Teori Agama Max Weber
Maximillian Weber atau lebih dikenal Max Weber merupakan salah satu sosiolog Jerman yang
pemikirannya berada di bawah paradigma definisi sosial. Meskipun sebagian besar paradigma
ini berada dalam kategori sosiologi mikro, namun analisis Weber terhadap tindakan sosial masih
memperhatikan fakta sosial dan struktur (dalam porsi tertentu). Sedikit berbeda dengan teori
yang lain meskipun dalam satu paradigma yang sama, seperti fenomenologi yang sangat
mengutamakan definisi individual. Sosiologi Weber berkisar pada tindakan sosial individu dan
rasionalitas. Weber juga menjadi bagian dari tokoh sosiologi interpretatif karena menurut Schutz
“Weber membela metode yang disebutnya verstehen” (Raho, 2007: 133). Sumbangan Weber
dalam sosiologi agama terdapat dalam karyanya The Sociology of Religion (1966) dan The
Protestant Ethics and the Spirit of Capitalism (1930)
Meskipun dipuji memiliki pemikiran brilian dan penting dalam teori agama,
Daniel Pals tidak mengikutsertakan teori Weber dalam bukunya Seven Theories
of Religion (2011).

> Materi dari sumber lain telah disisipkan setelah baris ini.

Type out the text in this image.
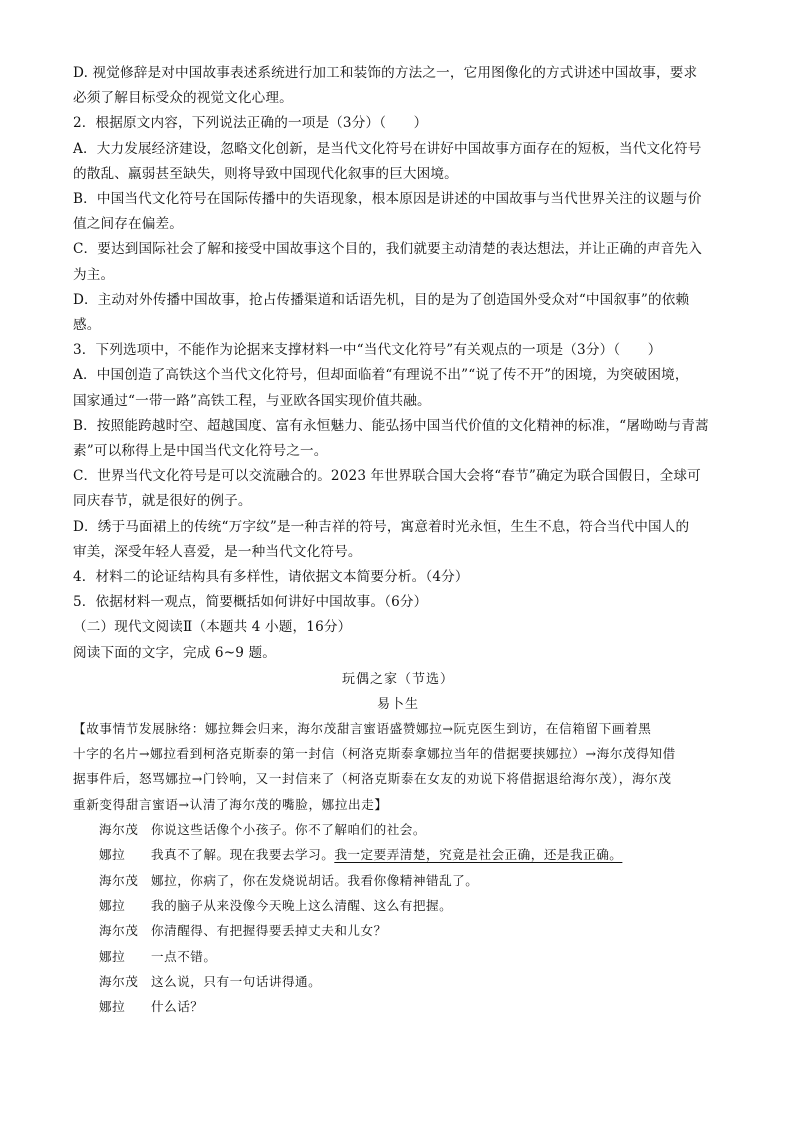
D. 视觉修辞是对中国故事表述系统进行加工和装饰的方法之一，它用图像化的方式讲述中国故事，要求
必须了解目标受众的视觉文化心理。
2．根据原文内容，下列说法正确的一项是（3分）（　　）
A．大力发展经济建设，忽略文化创新，是当代文化符号在讲好中国故事方面存在的短板，当代文化符号
的散乱、羸弱甚至缺失，则将导致中国现代化叙事的巨大困境。
B．中国当代文化符号在国际传播中的失语现象，根本原因是讲述的中国故事与当代世界关注的议题与价
值之间存在偏差。
C．要达到国际社会了解和接受中国故事这个目的，我们就要主动清楚的表达想法，并让正确的声音先入
为主。
D．主动对外传播中国故事，抢占传播渠道和话语先机，目的是为了创造国外受众对“中国叙事”的依赖
感。
3．下列选项中，不能作为论据来支撑材料一中“当代文化符号”有关观点的一项是（3分）（　　）
A．中国创造了高铁这个当代文化符号，但却面临着“有理说不出”“说了传不开”的困境，为突破困境，
国家通过“一带一路”高铁工程，与亚欧各国实现价值共融。
B．按照能跨越时空、超越国度、富有永恒魅力、能弘扬中国当代价值的文化精神的标准，“屠呦呦与青蒿
素”可以称得上是中国当代文化符号之一。
C．世界当代文化符号是可以交流融合的。2023 年世界联合国大会将“春节”确定为联合国假日，全球可
同庆春节，就是很好的例子。
D．绣于马面裙上的传统“万字纹”是一种吉祥的符号，寓意着时光永恒，生生不息，符合当代中国人的
审美，深受年轻人喜爱，是一种当代文化符号。
4．材料二的论证结构具有多样性，请依据文本简要分析。（4分）
5．依据材料一观点，简要概括如何讲好中国故事。（6分）
（二）现代文阅读Ⅱ（本题共 4 小题，16分）
阅读下面的文字，完成 6~9 题。
玩偶之家（节选）
易卜生
【故事情节发展脉络：娜拉舞会归来，海尔茂甜言蜜语盛赞娜拉→阮克医生到访，在信箱留下画着黑
十字的名片→娜拉看到柯洛克斯泰的第一封信（柯洛克斯泰拿娜拉当年的借据要挟娜拉）→海尔茂得知借
据事件后，怒骂娜拉→门铃响，又一封信来了（柯洛克斯泰在女友的劝说下将借据退给海尔茂），海尔茂
重新变得甜言蜜语→认清了海尔茂的嘴脸，娜拉出走】
海尔茂 你说这些话像个小孩子。你不了解咱们的社会。
娜拉 我真不了解。现在我要去学习。我一定要弄清楚，究竟是社会正确，还是我正确。
海尔茂 娜拉，你病了，你在发烧说胡话。我看你像精神错乱了。
娜拉 我的脑子从来没像今天晚上这么清醒、这么有把握。
海尔茂 你清醒得、有把握得要丢掉丈夫和儿女？
娜拉 一点不错。
海尔茂 这么说，只有一句话讲得通。
娜拉 什么话？
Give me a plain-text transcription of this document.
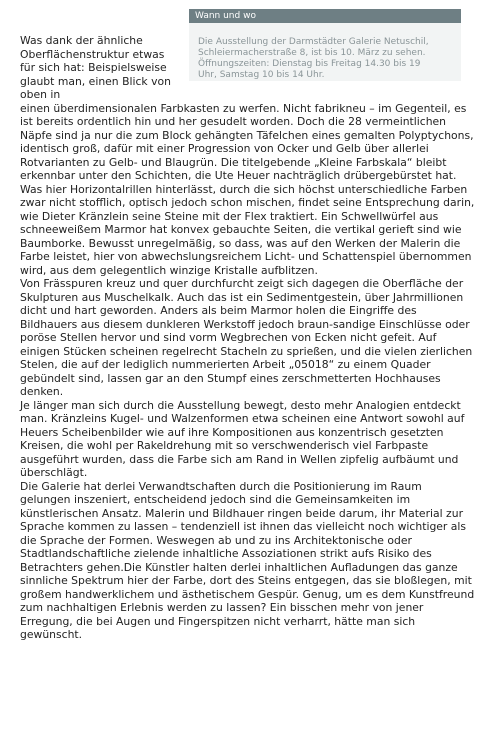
Wann und wo
Die Ausstellung der Darmstädter Galerie Netuschil,
Schleiermacherstraße 8, ist bis 10. März zu sehen.
Öffnungszeiten: Dienstag bis Freitag 14.30 bis 19
Uhr, Samstag 10 bis 14 Uhr.

Was dank der ähnliche Oberflächenstruktur etwas für sich hat: Beispielsweise glaubt man, einen Blick von oben in

einen überdimensionalen Farbkasten zu werfen. Nicht fabrikneu – im Gegenteil, es ist bereits ordentlich hin und her gesudelt worden. Doch die 28 vermeintlichen Näpfe sind ja nur die zum Block gehängten Täfelchen eines gemalten Polyptychons, identisch groß, dafür mit einer Progression von Ocker und Gelb über allerlei Rotvarianten zu Gelb- und Blaugrün. Die titelgebende „Kleine Farbskala“ bleibt erkennbar unter den Schichten, die Ute Heuer nachträglich drübergebürstet hat.

Was hier Horizontalrillen hinterlässt, durch die sich höchst unterschiedliche Farben zwar nicht stofflich, optisch jedoch schon mischen, findet seine Entsprechung darin, wie Dieter Kränzlein seine Steine mit der Flex traktiert. Ein Schwellwürfel aus schneeweißem Marmor hat konvex gebauchte Seiten, die vertikal gerieft sind wie Baumborke. Bewusst unregelmäßig, so dass, was auf den Werken der Malerin die Farbe leistet, hier von abwechslungsreichem Licht- und Schattenspiel übernommen wird, aus dem gelegentlich winzige Kristalle aufblitzen.

Von Frässpuren kreuz und quer durchfurcht zeigt sich dagegen die Oberfläche der Skulpturen aus Muschelkalk. Auch das ist ein Sedimentgestein, über Jahrmillionen dicht und hart geworden. Anders als beim Marmor holen die Eingriffe des Bildhauers aus diesem dunkleren Werkstoff jedoch braun-sandige Einschlüsse oder poröse Stellen hervor und sind vorm Wegbrechen von Ecken nicht gefeit. Auf einigen Stücken scheinen regelrecht Stacheln zu sprießen, und die vielen zierlichen Stelen, die auf der lediglich nummerierten Arbeit „05018“ zu einem Quader gebündelt sind, lassen gar an den Stumpf eines zerschmetterten Hochhauses denken.

Je länger man sich durch die Ausstellung bewegt, desto mehr Analogien entdeckt man. Kränzleins Kugel- und Walzenformen etwa scheinen eine Antwort sowohl auf Heuers Scheibenbilder wie auf ihre Kompositionen aus konzentrisch gesetzten Kreisen, die wohl per Rakeldrehung mit so verschwenderisch viel Farbpaste ausgeführt wurden, dass die Farbe sich am Rand in Wellen zipfelig aufbäumt und überschlägt.

Die Galerie hat derlei Verwandtschaften durch die Positionierung im Raum gelungen inszeniert, entscheidend jedoch sind die Gemeinsamkeiten im künstlerischen Ansatz. Malerin und Bildhauer ringen beide darum, ihr Material zur Sprache kommen zu lassen – tendenziell ist ihnen das vielleicht noch wichtiger als die Sprache der Formen. Weswegen ab und zu ins Architektonische oder Stadtlandschaftliche zielende inhaltliche Assoziationen strikt aufs Risiko des Betrachters gehen.Die Künstler halten derlei inhaltlichen Aufladungen das ganze sinnliche Spektrum hier der Farbe, dort des Steins entgegen, das sie bloßlegen, mit großem handwerklichem und ästhetischem Gespür. Genug, um es dem Kunstfreund zum nachhaltigen Erlebnis werden zu lassen? Ein bisschen mehr von jener Erregung, die bei Augen und Fingerspitzen nicht verharrt, hätte man sich gewünscht.
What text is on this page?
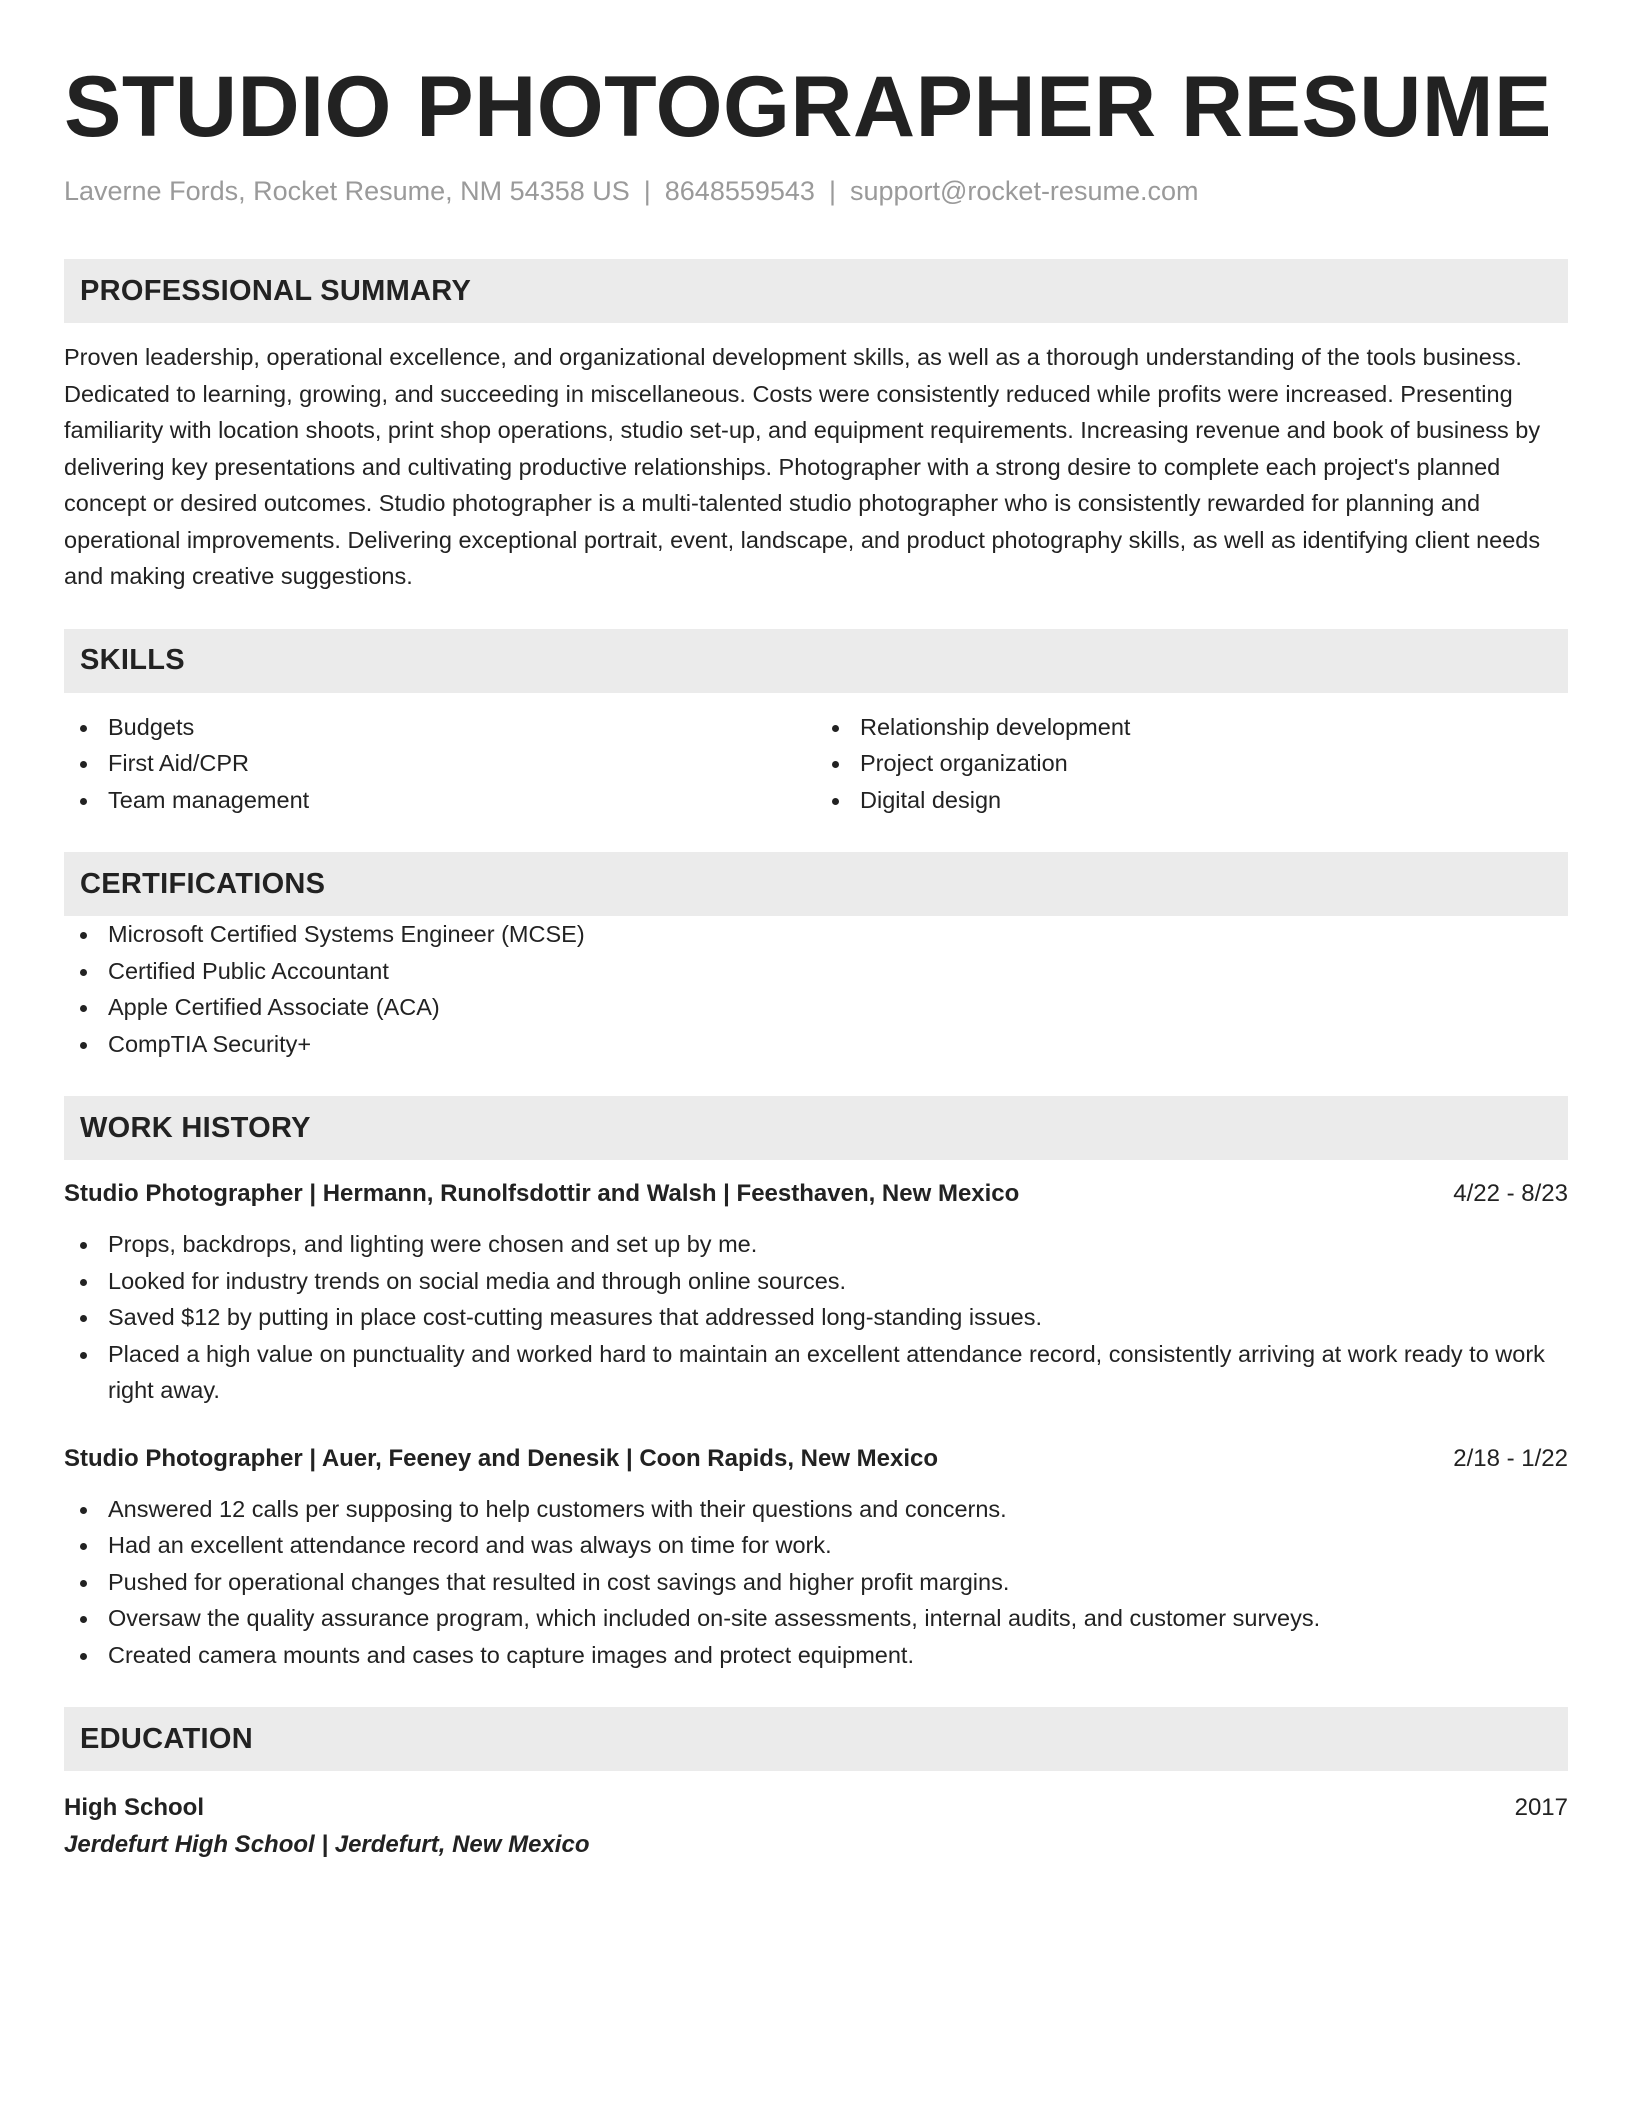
STUDIO PHOTOGRAPHER RESUME
Laverne Fords, Rocket Resume, NM 54358 US | 8648559543 | support@rocket-resume.com
PROFESSIONAL SUMMARY
Proven leadership, operational excellence, and organizational development skills, as well as a thorough understanding of the tools business. Dedicated to learning, growing, and succeeding in miscellaneous. Costs were consistently reduced while profits were increased. Presenting familiarity with location shoots, print shop operations, studio set-up, and equipment requirements. Increasing revenue and book of business by delivering key presentations and cultivating productive relationships. Photographer with a strong desire to complete each project's planned concept or desired outcomes. Studio photographer is a multi-talented studio photographer who is consistently rewarded for planning and operational improvements. Delivering exceptional portrait, event, landscape, and product photography skills, as well as identifying client needs and making creative suggestions.
SKILLS
Budgets
First Aid/CPR
Team management
Relationship development
Project organization
Digital design
CERTIFICATIONS
Microsoft Certified Systems Engineer (MCSE)
Certified Public Accountant
Apple Certified Associate (ACA)
CompTIA Security+
WORK HISTORY
Studio Photographer | Hermann, Runolfsdottir and Walsh | Feesthaven, New Mexico	4/22 - 8/23
Props, backdrops, and lighting were chosen and set up by me.
Looked for industry trends on social media and through online sources.
Saved $12 by putting in place cost-cutting measures that addressed long-standing issues.
Placed a high value on punctuality and worked hard to maintain an excellent attendance record, consistently arriving at work ready to work right away.
Studio Photographer | Auer, Feeney and Denesik | Coon Rapids, New Mexico	2/18 - 1/22
Answered 12 calls per supposing to help customers with their questions and concerns.
Had an excellent attendance record and was always on time for work.
Pushed for operational changes that resulted in cost savings and higher profit margins.
Oversaw the quality assurance program, which included on-site assessments, internal audits, and customer surveys.
Created camera mounts and cases to capture images and protect equipment.
EDUCATION
High School	2017
Jerdefurt High School | Jerdefurt, New Mexico
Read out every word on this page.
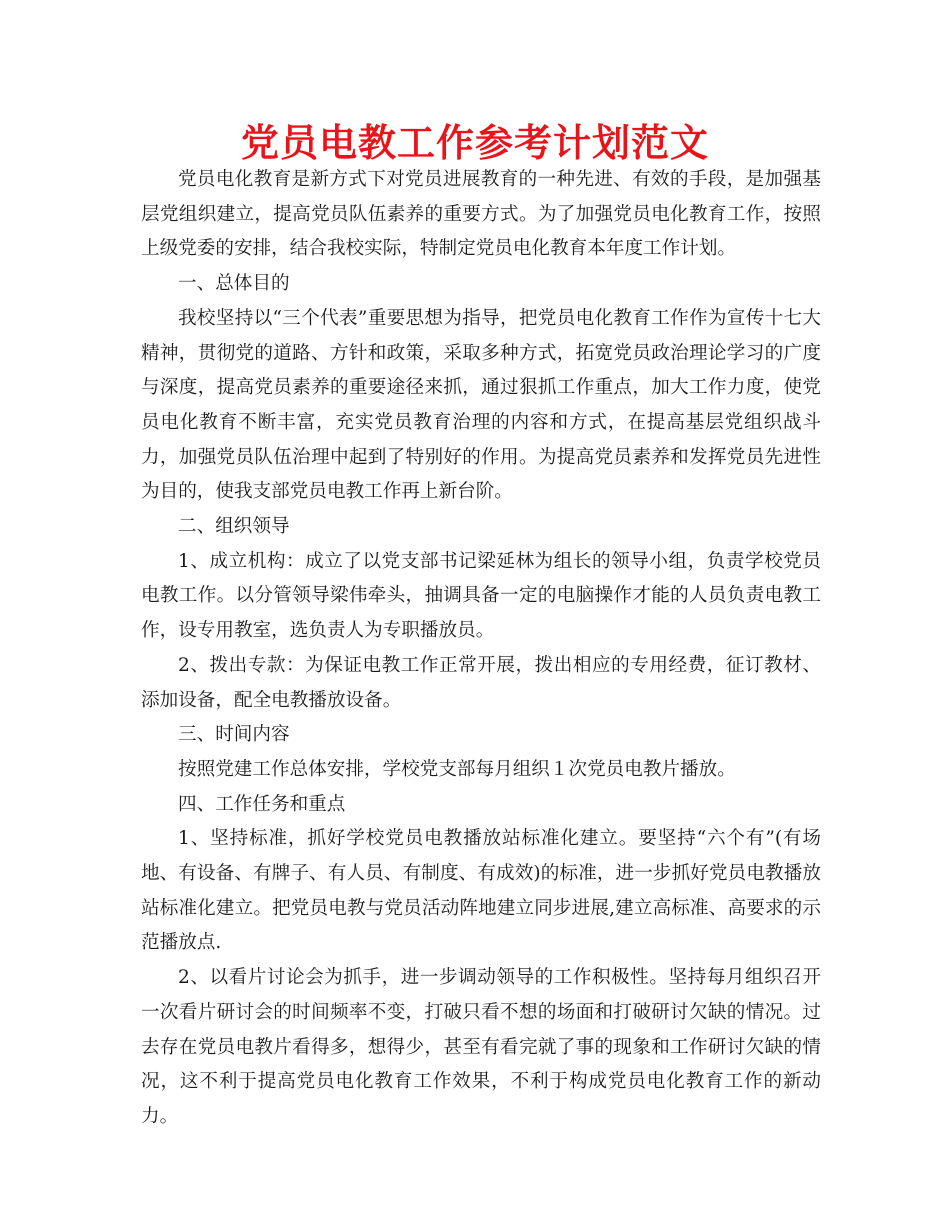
党员电教工作参考计划范文

党员电化教育是新方式下对党员进展教育的一种先进、有效的手段，是加强基层党组织建立，提高党员队伍素养的重要方式。为了加强党员电化教育工作，按照上级党委的安排，结合我校实际，特制定党员电化教育本年度工作计划。

一、总体目的

我校坚持以“三个代表”重要思想为指导，把党员电化教育工作作为宣传十七大精神，贯彻党的道路、方针和政策，采取多种方式，拓宽党员政治理论学习的广度与深度，提高党员素养的重要途径来抓，通过狠抓工作重点，加大工作力度，使党员电化教育不断丰富，充实党员教育治理的内容和方式，在提高基层党组织战斗力，加强党员队伍治理中起到了特别好的作用。为提高党员素养和发挥党员先进性为目的，使我支部党员电教工作再上新台阶。

二、组织领导

1、成立机构：成立了以党支部书记梁延林为组长的领导小组，负责学校党员电教工作。以分管领导梁伟牵头，抽调具备一定的电脑操作才能的人员负责电教工作，设专用教室，选负责人为专职播放员。

2、拨出专款：为保证电教工作正常开展，拨出相应的专用经费，征订教材、添加设备，配全电教播放设备。

三、时间内容

按照党建工作总体安排，学校党支部每月组织１次党员电教片播放。

四、工作任务和重点

1、坚持标准，抓好学校党员电教播放站标准化建立。要坚持“六个有”(有场地、有设备、有牌子、有人员、有制度、有成效)的标准，进一步抓好党员电教播放站标准化建立。把党员电教与党员活动阵地建立同步进展,建立高标准、高要求的示范播放点.

2、以看片讨论会为抓手，进一步调动领导的工作积极性。坚持每月组织召开一次看片研讨会的时间频率不变，打破只看不想的场面和打破研讨欠缺的情况。过去存在党员电教片看得多，想得少，甚至有看完就了事的现象和工作研讨欠缺的情况，这不利于提高党员电化教育工作效果，不利于构成党员电化教育工作的新动力。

Menurut Pals, syarat pemilihan teorinya adalah orisinalitas
dan konsistensi. Weber tidak memenuhinya “karena kemampuannya yang luar
biasa dalam melihat kompleksitas masyarakat dan kesanggupannya
menggabungkan berbagai perspektif demi mencapai kombinasi penjelasan yang
kaya dalam teorinya” (Pals, 2011: 22). Ia juga mengatakan bahwa lebih baik jika
kajian mengenai Weber dibahas pada karya lain yang khusus menjelaskan
pemikirannya.
Telah disebutkan bahwa sebagian besar pembahasan Weber berkutat pada
tindakan sosial dan rasionalitas. Namun, ternyata tulisan-tulisan dan pemikiran
Weber juga digunakan oleh Bryan Tuner (2012) untuk menganalisis pertukaran
sosial yang seharusnya masuk dalam paradigma yang berbeda, yakni perilaku
sosial. George Ritzer juga menggunakan rasionalitas Weber sebagai kerangka
berpikir utama dalam karyanya McDonaldization of Society (2013). Ritzer
membuat pemikiran Weber tampil lebih kritis namun tetap Weberian.